The Storyteller's Secret: From TED Speakers to Business Legends, Why Some Ideas Catch On and Others Don't by Carmine Gallo

The Storyteller's Secret: From TED Speakers to Business Legends, Why Some Ideas Catch On and Others Don't by Carmine Gallo

Author:Carmine Gallo [Gallo, Carmine]
Language: eng
Format: epub, mobi, azw3
ISBN: 9781466882690
Publisher: St. Martin's Press
Published: 2016-02-23T07:00:00+00:00


22

“Dude’s Selling a Battery” and Still Inspires

The people who are crazy enough to think they can change the world, are the ones who do.

—Steve Jobs

While storytellers like Chris Hadfield dreamed of traveling to space, Elon wanted to build the spaceship to get them there. Story played an important role in Elon’s childhood in South Africa. “He seemed to have a book in his hands at all times,” wrote his biographer. When school let out at 2:00 p.m., he would go to the bookstore and stay until 6:00 p.m. The Lord of the Rings and The Hitchhiker’s Guide to the Galaxy were among his favorites.

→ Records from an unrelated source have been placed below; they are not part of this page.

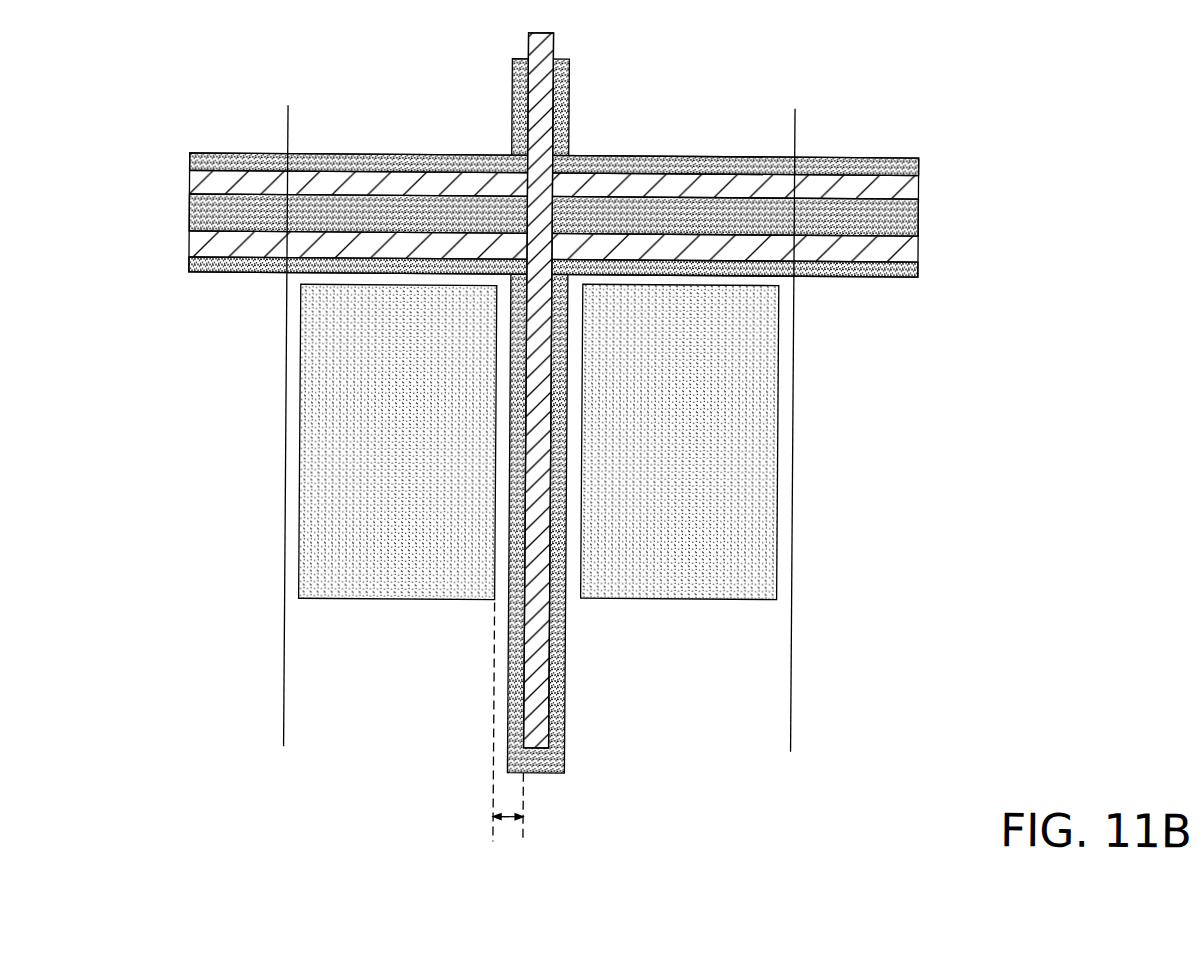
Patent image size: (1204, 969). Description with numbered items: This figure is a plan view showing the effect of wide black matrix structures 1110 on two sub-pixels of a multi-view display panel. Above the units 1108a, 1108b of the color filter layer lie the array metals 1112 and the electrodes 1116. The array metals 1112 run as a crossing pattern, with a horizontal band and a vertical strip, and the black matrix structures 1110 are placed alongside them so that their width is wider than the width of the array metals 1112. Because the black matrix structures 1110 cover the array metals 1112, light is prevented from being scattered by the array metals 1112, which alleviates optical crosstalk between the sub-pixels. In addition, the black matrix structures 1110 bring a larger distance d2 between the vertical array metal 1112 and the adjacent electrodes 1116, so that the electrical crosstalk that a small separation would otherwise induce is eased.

The unit of the color filter layer 1108a is at (676, 112).
The unit of the color filter layer 1108b is at (414, 116).
The black matrix structure 1110 is at (518, 97).
The array metal 1112 is at (545, 90).
The electrode 1116 is at (300, 393).
The distance d2 is at (510, 812).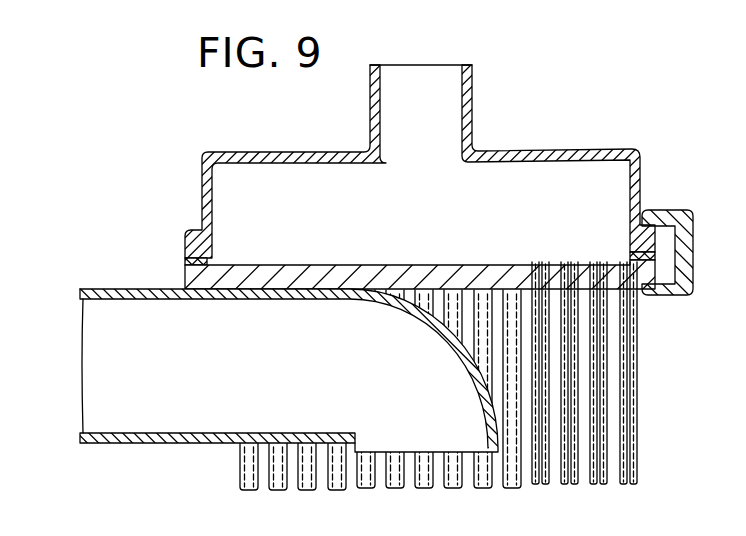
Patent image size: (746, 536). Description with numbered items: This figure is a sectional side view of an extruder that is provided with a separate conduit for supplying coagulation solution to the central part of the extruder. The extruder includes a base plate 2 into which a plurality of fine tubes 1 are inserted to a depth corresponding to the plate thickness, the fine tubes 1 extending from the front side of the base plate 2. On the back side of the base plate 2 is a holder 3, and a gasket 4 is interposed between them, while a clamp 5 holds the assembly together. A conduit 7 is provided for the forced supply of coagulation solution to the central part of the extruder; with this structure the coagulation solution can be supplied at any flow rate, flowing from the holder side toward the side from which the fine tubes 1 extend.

Young Elon loved reading stories and hearing them. He remembers listening, transfixed, to the stories of his grandfather, Joshua Haldeman, who had “a lust for adventure.” Haldeman would pack his family into a single-engine airplane and travel from their home in Pretoria, South Africa, on trips that would traverse 22,000 miles across Europe. “My grandmother told these tales of how they almost died several times along their journeys,”1 Elon recalls.

Today Tesla and SpaceX CEO Elon Musk believes those stories of his grandfather’s exploits help to explain his insatiable desire for excitement, adventure, and his “unusual tolerance for risk.” Musk is one the most influential innovators of our time, pioneering advances in electric cars, space travel, and sustainable energy.

On April 30, 2015, Musk introduced the Tesla Powerwall, a home battery that captures and stores sunlight from solar panels and converts it to energy. Although it’s designed for the average consumer, the technology that makes it work is highly complex. According to the website, “The Tesla Powerwall is a wall mounted, rechargeable lithium ion battery with liquid thermal control. It delivers a 5.8 amp nominal current and 8.6 amps at peak output. Powerwall is available in 10kWh, optimized for backup applications or 7kWh optimized for daily use applications.”2 And that’s the easy material. The technical specs are understandable only to the most advanced scientists and physicists.

Elon Musk is one of the smartest inventors on the planet, but when he explains technology to consumers he uses language even a sixth-grader can read.

The Storyteller’s Tools

Peter Kincaid codeveloped the Flesch-Kincaid readability test in 1975 for the U.S. Navy. The U.S. Defense Department began using it to assess the reading difficulty of training manuals. Today educators rely on the score to gauge the appropriate reading level for books used in the classroom. The Flesch-Kincaid grade level test measures word length, sentence length, and other factors to assign a grade level—the number of years of education generally required for a person to understand a specific text. For example, articles in the Harvard Business Review return a grade level of 17 or higher. Articles in the New York Times are written for ninth grade or higher, while, according to the tool, “Text to be read by the general public should aim for a grade level of around 8.”

Let’s take a closer look at the key phrases in Elon Musk’s Powerwall presentation. Musk understands story and he knows that all great stories, as we’ve discussed, have a hero and a villain.